Elle raconta au prêtre : comment les choses avaient commencé et comment elles se passaient. Elle avait bien entendu quelquefois un peu de bruit, pendant la nuit, ce qui lui révélait le travail de l'esprit familier, mais elle ne l'avait jamais vu. Quelquefois, elle s'était levée alors, et avait essayé d'aller le surprendre, mais elle n'avait pas réussi; et comme, deux fois, elle avait reçu une assez vigoureuse fessée, elle avait renoncé à ce projet.
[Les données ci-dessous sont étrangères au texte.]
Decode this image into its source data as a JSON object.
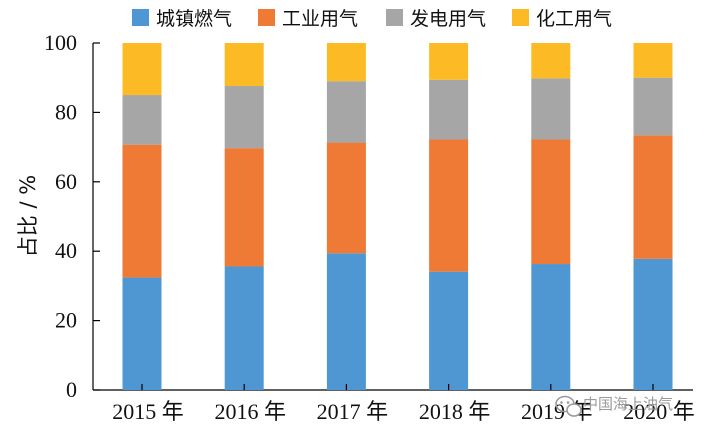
{
  "chart_data": {
    "type": "bar",
    "stacked": true,
    "title": "",
    "xlabel": "",
    "ylabel": "占比 / %",
    "ylim": [
      0,
      100
    ],
    "yticks": [
      0,
      20,
      40,
      60,
      80,
      100
    ],
    "categories": [
      "2015 年",
      "2016 年",
      "2017 年",
      "2018 年",
      "2019 年",
      "2020 年"
    ],
    "series": [
      {
        "name": "城镇燃气",
        "color": "#4e97d2",
        "values": [
          32.4,
          35.6,
          39.4,
          34.1,
          36.3,
          37.8
        ]
      },
      {
        "name": "工业用气",
        "color": "#ee7a35",
        "values": [
          38.3,
          34.1,
          31.9,
          38.1,
          35.9,
          35.6
        ]
      },
      {
        "name": "发电用气",
        "color": "#a6a6a6",
        "values": [
          14.3,
          17.9,
          17.7,
          17.2,
          17.6,
          16.6
        ]
      },
      {
        "name": "化工用气",
        "color": "#fcbb25",
        "values": [
          15.0,
          12.4,
          11.0,
          10.6,
          10.2,
          10.0
        ]
      }
    ],
    "legend_position": "top"
  },
  "watermark": {
    "icon": "wechat-icon",
    "text": "中国海上油气"
  }
}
Le curé lui dit qu'il ne fallait pas continuer å se laisser servir ainsi par un esprit familier. car ces esprits sont repoussés par l'Eglise ; et comme la ménagère lui objectait qu'elle ne savait comment faire pour s'en débarrasser, il ajouta : « Répandez, ce soir, une certaine quantité de haricots secs sur le sol dans toute votre maison; vous verrez que, peut-être, il préfèrera s'en aller que de les ramasser. »
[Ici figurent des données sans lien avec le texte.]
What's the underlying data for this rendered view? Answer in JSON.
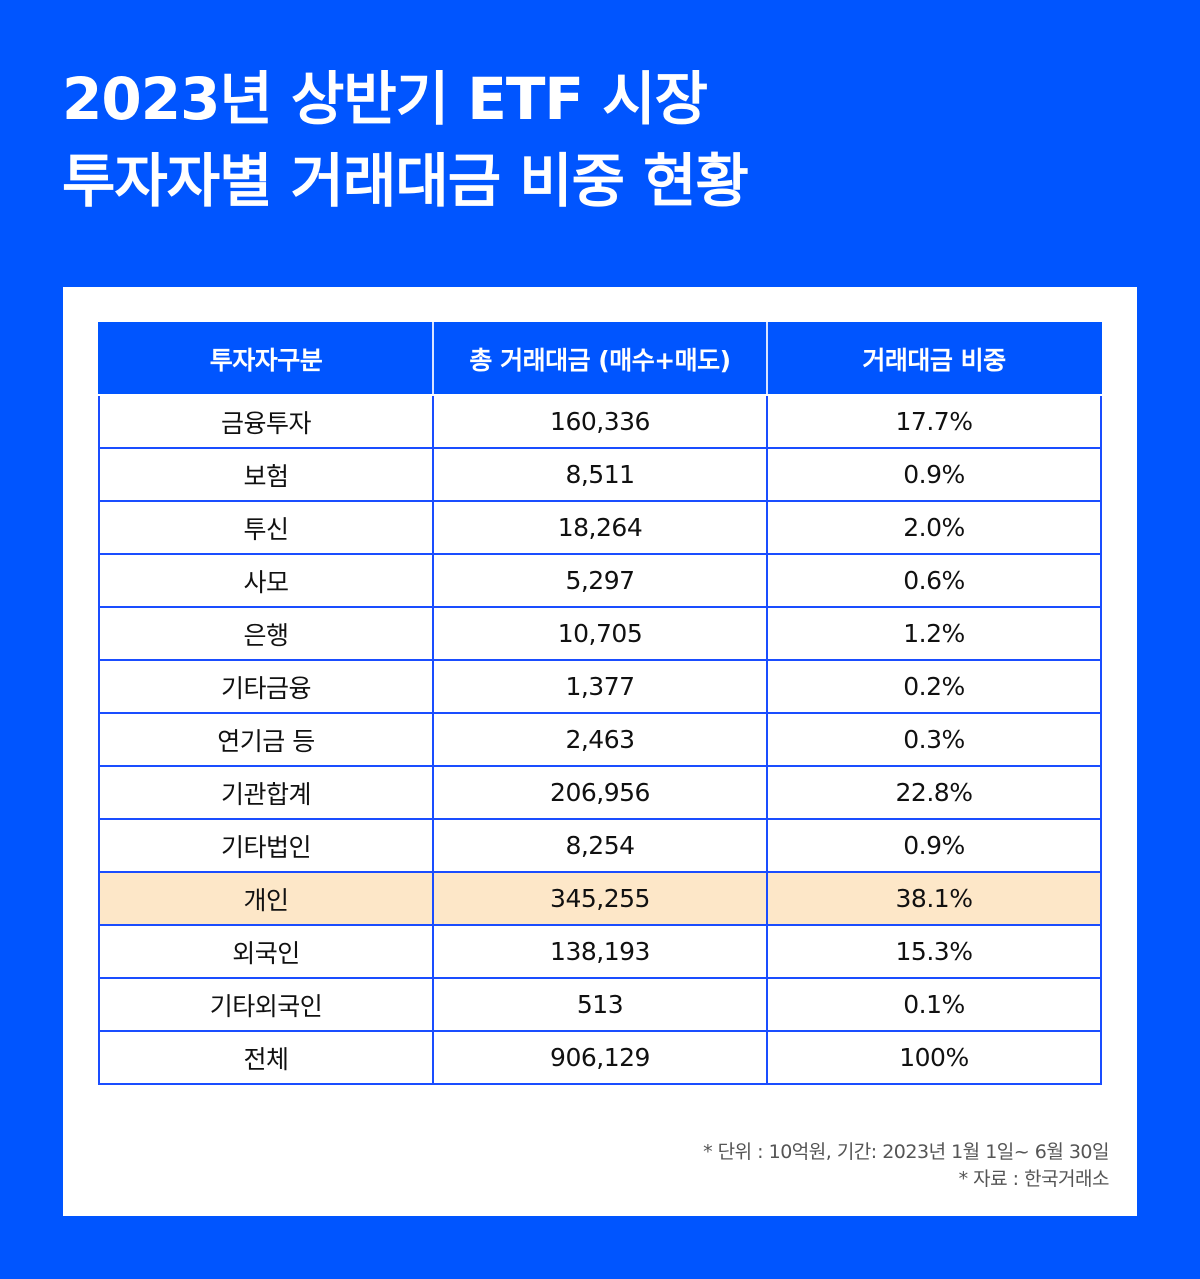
{
  "title": {
    "line1": "2023년 상반기 ETF 시장",
    "line2": "투자자별 거래대금 비중 현황"
  },
  "table": {
    "headers": [
      "투자자구분",
      "총 거래대금 (매수+매도)",
      "거래대금 비중"
    ],
    "rows": [
      [
        "금융투자",
        "160,336",
        "17.7%"
      ],
      [
        "보험",
        "8,511",
        "0.9%"
      ],
      [
        "투신",
        "18,264",
        "2.0%"
      ],
      [
        "사모",
        "5,297",
        "0.6%"
      ],
      [
        "은행",
        "10,705",
        "1.2%"
      ],
      [
        "기타금융",
        "1,377",
        "0.2%"
      ],
      [
        "연기금 등",
        "2,463",
        "0.3%"
      ],
      [
        "기관합계",
        "206,956",
        "22.8%"
      ],
      [
        "기타법인",
        "8,254",
        "0.9%"
      ],
      [
        "개인",
        "345,255",
        "38.1%"
      ],
      [
        "외국인",
        "138,193",
        "15.3%"
      ],
      [
        "기타외국인",
        "513",
        "0.1%"
      ],
      [
        "전체",
        "906,129",
        "100%"
      ]
    ],
    "highlight_row": 9
  },
  "notes": [
    "* 단위 : 10억원, 기간: 2023년 1월 1일~ 6월 30일",
    "* 자료 : 한국거래소"
  ],
  "colors": {
    "brand": "#0055ff",
    "highlight": "#fde7c8"
  }
}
Le conseil du curé fut suivi, mais le lendemain, la ménagère trouva ses haricots parfaitement ramassés et mis dans un papier bien proprement. Elle alla trouver de nouveau le curé qui lui dit : « Puisque l'esprit ramasse les haricots, jetez des petits pois, peut-être cela le rebutera-t-il.» La paysanne essaya de ce moyen sans succès. Le curé lui dit alors: « Répandez ce soir des mérévillons (espèce de très petites lentilles) sur le sol. » La ménagère obéit et, cette fois, l'esprit, dégoûté par le surcroît de travail qu'on voulait lui imposer, quitta la maison pour n'y plus reparaître.
La paysanne qui me racontait cette aventure, en septembre 1887, y croyait d'une manière ferme; elle ajoutait qu'à sa connaissance, il y avait plus d'une bastide hantée, ainsi, par un esprit familier. L'existence de cet esprit est, d'ailleurs, chose si bien établie, me disait-elle, qu'on sait parfaitement comment s'en débarrasser, lorsque les divers moyens qu'on a employés ont été inefficaces. Il suffit d'abandonner la bastide pendant deux ou trois ans ; l'esprit ne trouvant plus rien à faire, et, en même temps, ne trouvant plus de quoi vivre dans la maison, finit par émigrer à son tour: on peut alors revenir sans avoir, désormais, à craindre son retour.
Cette aventure est bien faite pour frapper celui qui l'entend raconter pour la première fois. Or, je connais au moins quinze éditions de sa teneur, provenant, soit de l'arrondissement de Toulon, soit de ceux de Brignoles et de Draguignan; sans compter que j'en ai retrouvé des traces, très précises et très intenses, dans les environs de Grasse comme sur les deux rives du Var.